Aside from the ease this cashless society has made on transactions, there has also been massive increase in short-term consumer credit, as smartphones have proliferated the number of pitches consumers see about loans and investments. As borrowing and transferring money becomes simpler via mobile payments, the use of paper currency has declined dramatically, falling over 10 percent in two years. Even traditional Chinese practices, such as the ubiquitous act of giving red envelopes of cash for the New Year, have gone mobile, as digital red packets, courtesy of WeChat, has become commonplace in the market.

Yet, as consumers have welcomed this new form of payments, banks have struggled to benefit from this trend. In 2015, Chinese state-owned banks lost nearly $23 billion in possible card fees, an amount expected to triple by 2020. Moreover, since mobile payments, at least untilthe summer of 2018, did not go through the central bank’s clearing system, the concern of money laundering has risen. However, the biggest concern of this new system of e-payments has been the issue of privacy, as companies like Alibaba and Tencent are able to collect nuanced information about their customers, from which hotels they prefer to which restaurants they patron.

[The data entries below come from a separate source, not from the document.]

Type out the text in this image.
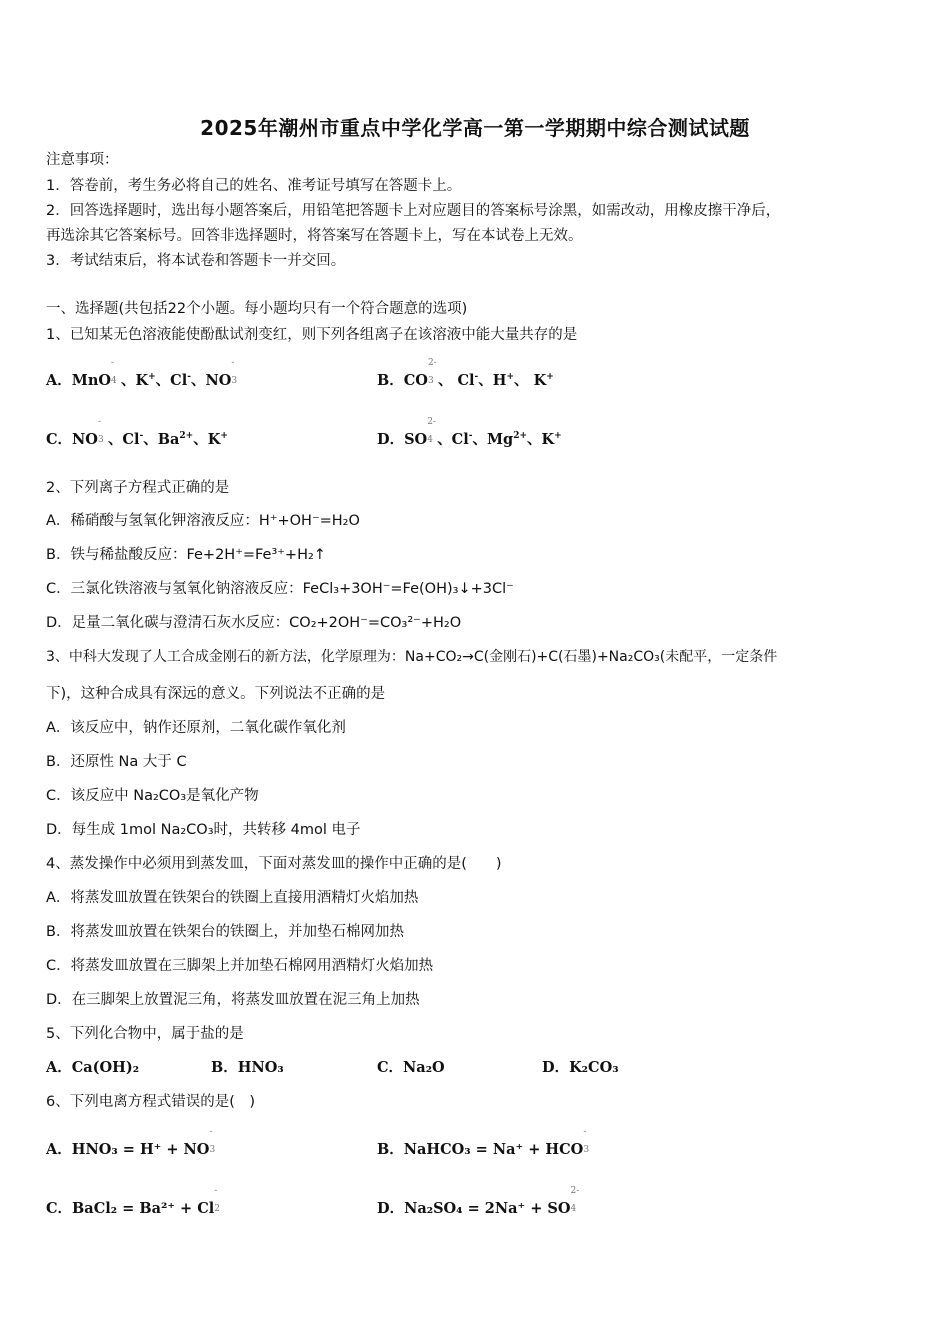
2025年潮州市重点中学化学高一第一学期期中综合测试试题
注意事项：
1．答卷前，考生务必将自己的姓名、准考证号填写在答题卡上。
2．回答选择题时，选出每小题答案后，用铅笔把答题卡上对应题目的答案标号涂黑，如需改动，用橡皮擦干净后，
再选涂其它答案标号。回答非选择题时，将答案写在答题卡上，写在本试卷上无效。
3．考试结束后，将本试卷和答题卡一并交回。
一、选择题(共包括22个小题。每小题均只有一个符合题意的选项)
1、已知某无色溶液能使酚酞试剂变红，则下列各组离子在该溶液中能大量共存的是
A．MnO
-
4 、K+、Cl-、NO
-
3	B．CO
2-
3 、 Cl-、H+、 K+
C．NO
-
3 、Cl-、$Ba^{2+}$、K+	D．SO
2-
4 、Cl-、$Mg^{2+}$、K+
2、下列离子方程式正确的是
A．稀硝酸与氢氧化钾溶液反应：H⁺+OH⁻=H₂O
B．铁与稀盐酸反应：Fe+2H⁺=Fe³⁺+H₂↑
C．三氯化铁溶液与氢氧化钠溶液反应：FeCl₃+3OH⁻=Fe(OH)₃↓+3Cl⁻
D．足量二氧化碳与澄清石灰水反应：CO₂+2OH⁻=CO₃²⁻+H₂O
3、中科大发现了人工合成金刚石的新方法，化学原理为：Na+CO₂→C(金刚石)+C(石墨)+Na₂CO₃(未配平，一定条件
下)，这种合成具有深远的意义。下列说法不正确的是
A．该反应中，钠作还原剂，二氧化碳作氧化剂
B．还原性 Na 大于 C
C．该反应中 Na₂CO₃是氧化产物
D．每生成 1mol Na₂CO₃时，共转移 4mol 电子
4、蒸发操作中必须用到蒸发皿，下面对蒸发皿的操作中正确的是(　　)
A．将蒸发皿放置在铁架台的铁圈上直接用酒精灯火焰加热
B．将蒸发皿放置在铁架台的铁圈上，并加垫石棉网加热
C．将蒸发皿放置在三脚架上并加垫石棉网用酒精灯火焰加热
D．在三脚架上放置泥三角，将蒸发皿放置在泥三角上加热
5、下列化合物中，属于盐的是
A．Ca(OH)₂	B．HNO₃	C．Na₂O	D．K₂CO₃
6、下列电离方程式错误的是(　)
A．HNO₃ = H⁺ + NO
-
3	B．NaHCO₃ = Na⁺ + HCO
-
3
C．BaCl₂ = Ba²⁺ + Cl
-
2	D．Na₂SO₄ = 2Na⁺ + SO
2-
4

This concern came into full-force when Alibaba-affiliate Ant Financial automatically enrolled users into a social credit program, called Sesame Credit, and began tracking behavior patterns and personal relationships in order to make lending decisions. Despite China’s historical disregard for personal privacy, the tides have been shifting as consumers have become warier of having their personal data, such as chat history and buying habits, shared or sold. Although tangible policy changes are unlikely, as a majority of Chinese citizens are not critical of the government’s social tracking method, the conversation about the perils of data-collection is now at the forefront.

Nonetheless, some countries have recognized this new era of payments, and have been preparing. Nordic and Dutch banks have halved their number of bank branches, while Sweden, in the late 1980s, did away with checks all together. It’s now just a matter of time until the US market embraces this new trend, as avenues like PayPal and Apple Pay become more commonplace.

Ultimately, the financial inclusion sector is not immune to the benefits and perils of this burgeoning mobile payments economy. While this new world can bring about more efficacy in financial transfers and loan distributions, it also increases the risk of data breaches and the abuse of personal data. Technological innovations will thus drive the next wave of financial inclusion practices, but we must proceed with both optimism and caution.

About the Author: Gagan Vaseer is a Master in Public Policy candidate at the Harvard Kennedy School, where his studies focus on political and economic development. Passionate about women’s empowerment, he works to promote socioeconomic equity through financial inclusion and microfinance. Prior to Harvard, Gagan supported strategy and effectiveness at Google, and promoted education and social access at Teach For China and UNICEF.

Gagan holds a B.A. in International Comparative Studies and Political Science from Duke University.